Aufgefallen sind mir die feinen, transparenten Madonnenfiguren aus Seife in allen Farben anlässlich einer Ausstellung in der Stiftsbibliothek des Klosters St. Gallen schon vor zehn Jahren. Warum und wie lässt sich eine Kunstschaffende heutzutage auf religiöse Objekte ein? Marlies Pekarek, die Schöpferin dieser Figuren ist als Nicht-Katholikin per Zufall an das Thema «Madonna» gekommen. 

Madonnas, Installation mit Seifenskulpturen, Stiftsbibliothek St.Gallen (CH), 2009

Die Künstlerin ist 1957 in Bern geboren und protestantisch aufgewachsen. Mit 29 Jahren, während der Kunstschulzeit in Zürich, wurde Marlies Pekarek aufmerksam auf die Vielfalt der Darstellungen von Marienstatuen. Sie besuchte diverse Marien-Pilgerorte, so auch Einsiedeln mit der schwarzen Madonna. Dort sah sie die Souvenirläden mit den kitschigen Plastikmadonnen. Sie reagierte auf diese für sie absurd wirkenden Objekte und den Handel damit sehr ambivalent. Diese Spannung inspirierte sie dazu, einen solchen Laden gänzlich aus Seife selber herzustellen. Seife suggeriert Reinigung, aber auch Vergänglichkeit. 

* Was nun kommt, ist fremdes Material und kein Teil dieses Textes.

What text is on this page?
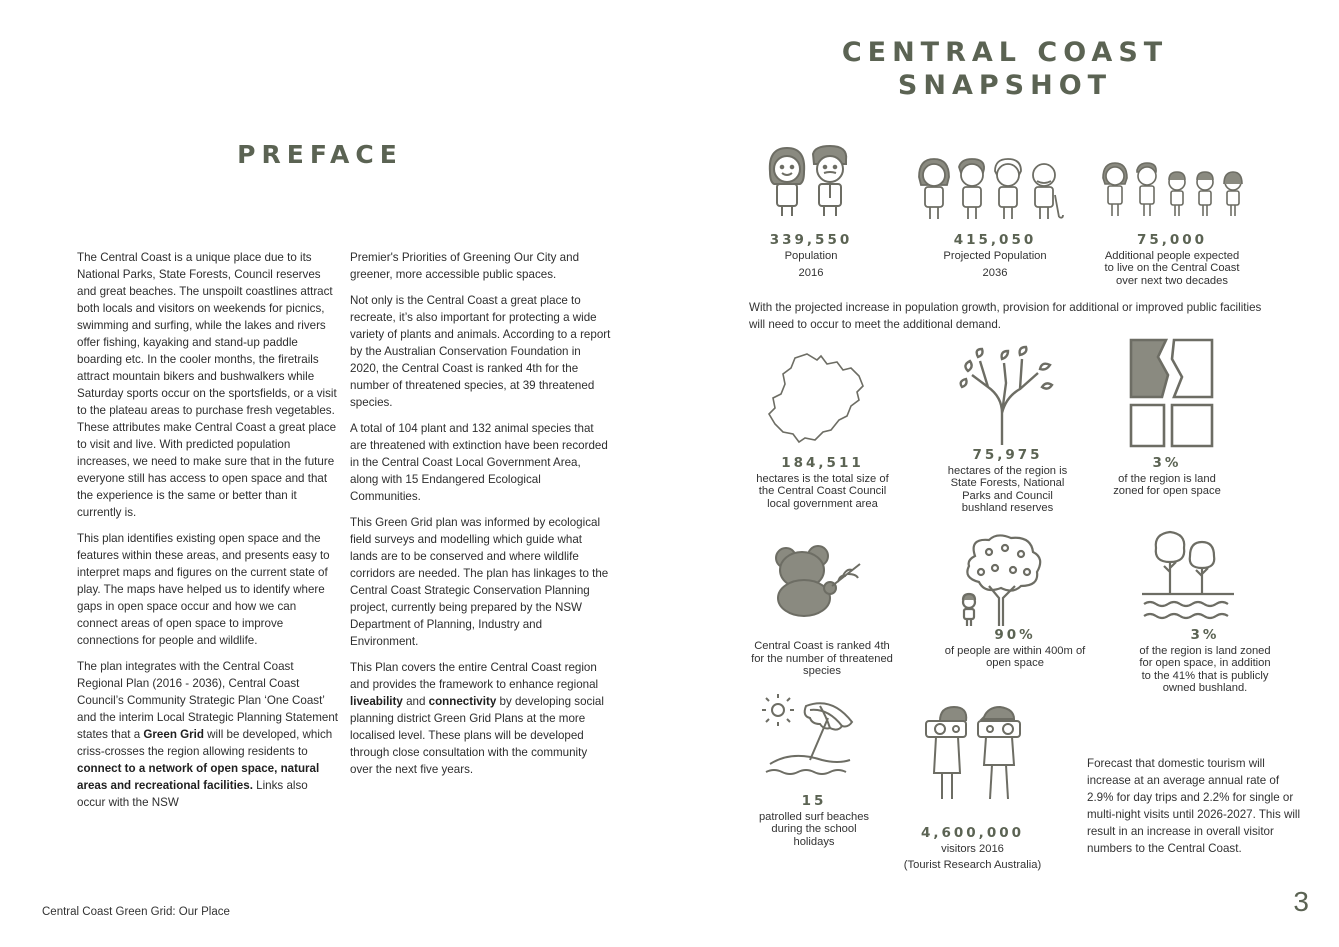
CENTRAL COAST
SNAPSHOT
PREFACE

The Central Coast is a unique place due to its National Parks, State Forests, Council reserves and great beaches. The unspoilt coastlines attract both locals and visitors on weekends for picnics, swimming and surfing, while the lakes and rivers offer fishing, kayaking and stand-up paddle boarding etc. In the cooler months, the firetrails attract mountain bikers and bushwalkers while Saturday sports occur on the sportsfields, or a visit to the plateau areas to purchase fresh vegetables. These attributes make Central Coast a great place to visit and live. With predicted population increases, we need to make sure that in the future everyone still has access to open space and that the experience is the same or better than it currently is.

This plan identifies existing open space and the features within these areas, and presents easy to interpret maps and figures on the current state of play. The maps have helped us to identify where gaps in open space occur and how we can connect areas of open space to improve connections for people and wildlife.

The plan integrates with the Central Coast Regional Plan (2016 - 2036), Central Coast Council’s Community Strategic Plan ‘One Coast’ and the interim Local Strategic Planning Statement states that a Green Grid will be developed, which criss-crosses the region allowing residents to connect to a network of open space, natural areas and recreational facilities. Links also occur with the NSW

Premier's Priorities of Greening Our City and greener, more accessible public spaces.

Not only is the Central Coast a great place to recreate, it’s also important for protecting a wide variety of plants and animals. According to a report by the Australian Conservation Foundation in 2020, the Central Coast is ranked 4th for the number of threatened species, at 39 threatened species.

A total of 104 plant and 132 animal species that are threatened with extinction have been recorded in the Central Coast Local Government Area, along with 15 Endangered Ecological Communities.

This Green Grid plan was informed by ecological field surveys and modelling which guide what lands are to be conserved and where wildlife corridors are needed. The plan has linkages to the Central Coast Strategic Conservation Planning project, currently being prepared by the NSW Department of Planning, Industry and Environment.

This Plan covers the entire Central Coast region and provides the framework to enhance regional liveability and connectivity by developing social planning district Green Grid Plans at the more localised level. These plans will be developed through close consultation with the community over the next five years.

339,550
Population
2016
415,050
Projected Population
2036
75,000
Additional people expected
to live on the Central Coast
over next two decades
With the projected increase in population growth, provision for additional or improved public facilities will need to occur to meet the additional demand.
184,511
hectares is the total size of
the Central Coast Council
local government area
75,975
hectares of the region is
State Forests, National
Parks and Council
bushland reserves
3%
of the region is land
zoned for open space
Central Coast is ranked 4th
for the number of threatened
species
90%
of people are within 400m of
open space
3%
of the region is land zoned
for open space, in addition
to the 41% that is publicly
owned bushland.
15
patrolled surf beaches
during the school
holidays
4,600,000
visitors 2016
(Tourist Research Australia)
Forecast that domestic tourism will increase at an average annual rate of 2.9% for day trips and 2.2% for single or multi-night visits until 2026-2027. This will result in an increase in overall visitor numbers to the Central Coast.
Central Coast Green Grid: Our Place	3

Relikte & Reliquien, MEWO Kunsthalle Memmingen (D), 2017

Marlies Pekarek erzählt von ihrer künstlerischen Arbeit bestehend aus langen und intensiven Recherchen. Sie schildert ihr Studium von Ritualen, Kulten und Kulturen und die daraus bei ihr entstehenden Assoziationen. Sie konnte zum Beispiel die Bedeutung der jungfräulichen Empfängnis Mariens und die Paradoxie der Darstellungen und Erklärungen dazu nicht verstehen. 

Dann hatte sie eine Eingebung. Im Dogenpalast in Venedig, im Raum der Renaissance, betrachtete sie ein kleines, unscheinbares Madonnenbild mit feinst gemustertem Ärmel. Während sie die Details studierte, hörte sie eine Stimme wie aus einem Mikrofon: «Madonna ist ein Symbol für die Geburt – Bei der Betonung der Jungfräulichkeit geht es nicht um die körperliche Empfängnis als solche, sondern um die allegorische Bedeutung des Empfangens eines Menschen – Weiblich und männlich – Das männliche Prinzip symbolisiert unser eigentliches Wesen, unsere Berufung zum Leben – Das weibliche Prinzip hingegen das Nährende, das wachsen und gedeihen lässt – Madonna versinnbildlicht die stärkste Energie bedingungslos lieben zu können». 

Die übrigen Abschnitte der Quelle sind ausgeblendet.